Ten years ago, I chose him when I said, “I do!”  And I’d say it again today, because my first choice location is always with him.

We may not be where we expected when we started down this path, but I love this life that we choose.

“…hand in my hand, and you promised to never let go.”

😉

So we don’t let go.  My favorite place is by his side, walking together, setting off on the adventure that awaits us: mountains, valleys, deserts, oceans…. We’re still trying to find the ocean. 

Friends, navigating marriage is one of the most difficult challenges in the life of a military spouse. If this is your journey, don’t go it alone. 

  1. Remember the One who brought you together and saw the path you’d travel even before you began. Every marriage is as unique as the two people in it, so your marriage will be, too.
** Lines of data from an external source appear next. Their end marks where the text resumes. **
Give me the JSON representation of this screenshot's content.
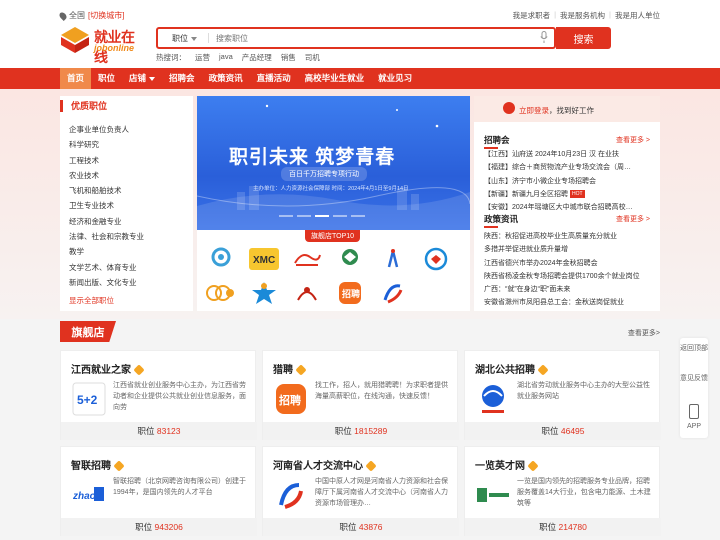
{
  "topbar": {
    "location": "全国",
    "switch_city": "[切换城市]",
    "links": [
      "我是求职者",
      "我是服务机构",
      "我是用人单位"
    ]
  },
  "logo": {
    "cn": "就业在线",
    "en": "jobonline"
  },
  "search": {
    "category": "职位",
    "placeholder": "搜索职位",
    "button": "搜索",
    "hot_label": "热搜词：",
    "hot_words": [
      "运营",
      "java",
      "产品经理",
      "销售",
      "司机"
    ]
  },
  "nav": {
    "items": [
      "首页",
      "职位",
      "店铺",
      "招聘会",
      "政策资讯",
      "直播活动",
      "高校毕业生就业",
      "就业见习"
    ],
    "active": "首页"
  },
  "categories": {
    "title": "优质职位",
    "items": [
      "企事业单位负责人",
      "科学研究",
      "工程技术",
      "农业技术",
      "飞机和船舶技术",
      "卫生专业技术",
      "经济和金融专业",
      "法律、社会和宗教专业",
      "教学",
      "文学艺术、体育专业",
      "新闻出版、文化专业"
    ],
    "all_link": "显示全部职位"
  },
  "banner": {
    "title": "职引未来  筑梦青春",
    "subtitle": "百日千万招聘专项行动",
    "info": "主办单位：人力资源社会保障部    时间：2024年4月1日至9月14日"
  },
  "top10": {
    "label": "旗舰店TOP10",
    "logos": [
      "icon-1",
      "icon-2",
      "icon-3",
      "icon-4",
      "icon-5",
      "icon-6",
      "icon-7",
      "icon-8",
      "icon-9",
      "icon-10"
    ]
  },
  "login": {
    "link": "立即登录",
    "text": "，找到好工作"
  },
  "fairs": {
    "title": "招聘会",
    "more": "查看更多 >",
    "items": [
      "【江西】汕府送 2024年10月23日 汉 在业扶",
      "【福建】综合＋商贸物流产业专场交流会（周…",
      "【山东】济宁市小微企业专场招聘会",
      "【新疆】新疆九月全区招聘",
      "【安徽】2024年瑶塘区大中城市联合招聘高校…"
    ]
  },
  "policy": {
    "title": "政策资讯",
    "more": "查看更多 >",
    "items": [
      "陕西：秋招促进高校毕业生高质量充分就业",
      "多措并举促进就业质升量增",
      "江西省德兴市举办2024年金秋招聘会",
      "陕西省杨凌金秋专场招聘会提供1700余个就业岗位",
      "广西：“就”在身边“职”面未来",
      "安徽省滁州市凤阳县总工会：金秋送岗促就业"
    ]
  },
  "shops": {
    "title": "旗舰店",
    "more": "查看更多>",
    "position_label": "职位",
    "cards": [
      {
        "name": "江西就业之家",
        "desc": "江西省就业创业服务中心主办，为江西省劳动者和企业提供公共就业创业信息服务，面向劳",
        "count": "83123",
        "logo": "jiangxi-logo-icon"
      },
      {
        "name": "猎聘",
        "desc": "找工作，招人，就用猎聘聘！为求职者提供海量高薪职位，在线沟通，快速反馈！",
        "count": "1815289",
        "logo": "liepin-logo-icon"
      },
      {
        "name": "湖北公共招聘",
        "desc": "湖北省劳动就业服务中心主办的大型公益性就业服务网站",
        "count": "46495",
        "logo": "hubei-logo-icon"
      },
      {
        "name": "智联招聘",
        "desc": "智联招聘（北京网聘咨询有限公司）创建于1994年，是国内领先的人才平台",
        "count": "943206",
        "logo": "zhaopin-logo-icon"
      },
      {
        "name": "河南省人才交流中心",
        "desc": "中国中原人才网是河南省人力资源和社会保障厅下属河南省人才交流中心（河南省人力资源市场管理办…",
        "count": "43876",
        "logo": "henan-logo-icon"
      },
      {
        "name": "一览英才网",
        "desc": "一览是国内领先的招聘服务专业品牌，招聘服务覆盖14大行业，包含电力能源、土木建筑等",
        "count": "214780",
        "logo": "yilan-logo-icon"
      }
    ]
  },
  "floatbar": {
    "top": "返回顶部",
    "feedback": "意见反馈",
    "app": "APP"
  },
  "colors": {
    "brand": "#e0321f",
    "accent": "#f0894a",
    "banner": "#2a5fd9"
  }
}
Each of you was created perfectly and purposefully by a Creator who loves you, who loves your spouse, and His handiwork is magnified by your marriage. When life in the military throws curveballs, detours, or deployments, find refuge in the One who holds both of you close. He is FOR you and FOR your marriage. 
  2. Choose your spouse, again and again. Distinguish between the military and your marriage. Just because you’re mad at the military doesn’t mean you’re mad at your spouse. {Maybe you are, but what’s at the root? Circumstances?} How you feel isn’t wrong, but what you do with it matters. Consider how your spouse feels, too, before you pile your emotions on top of theirs. Separate the not good from the good, find your happy thought and remember why you’re here: you chose each other. 
  3. Find your Tribe.  We need our fellow military spouse friends because they get it – they’ve walked this road, too, they understand the tightrope.  We need our tribe to listen, to encourage, and to remind us why we’re here: because we chose (we choose) our spouse. We need our fellow travelers to cheer us on because we’re invested in each other’s success. There’s no zero sum game here – when one marriage wins, we all win. 

If you feel like you’re on the tightrope, don’t worry. You’re in good company. Let’s fly together.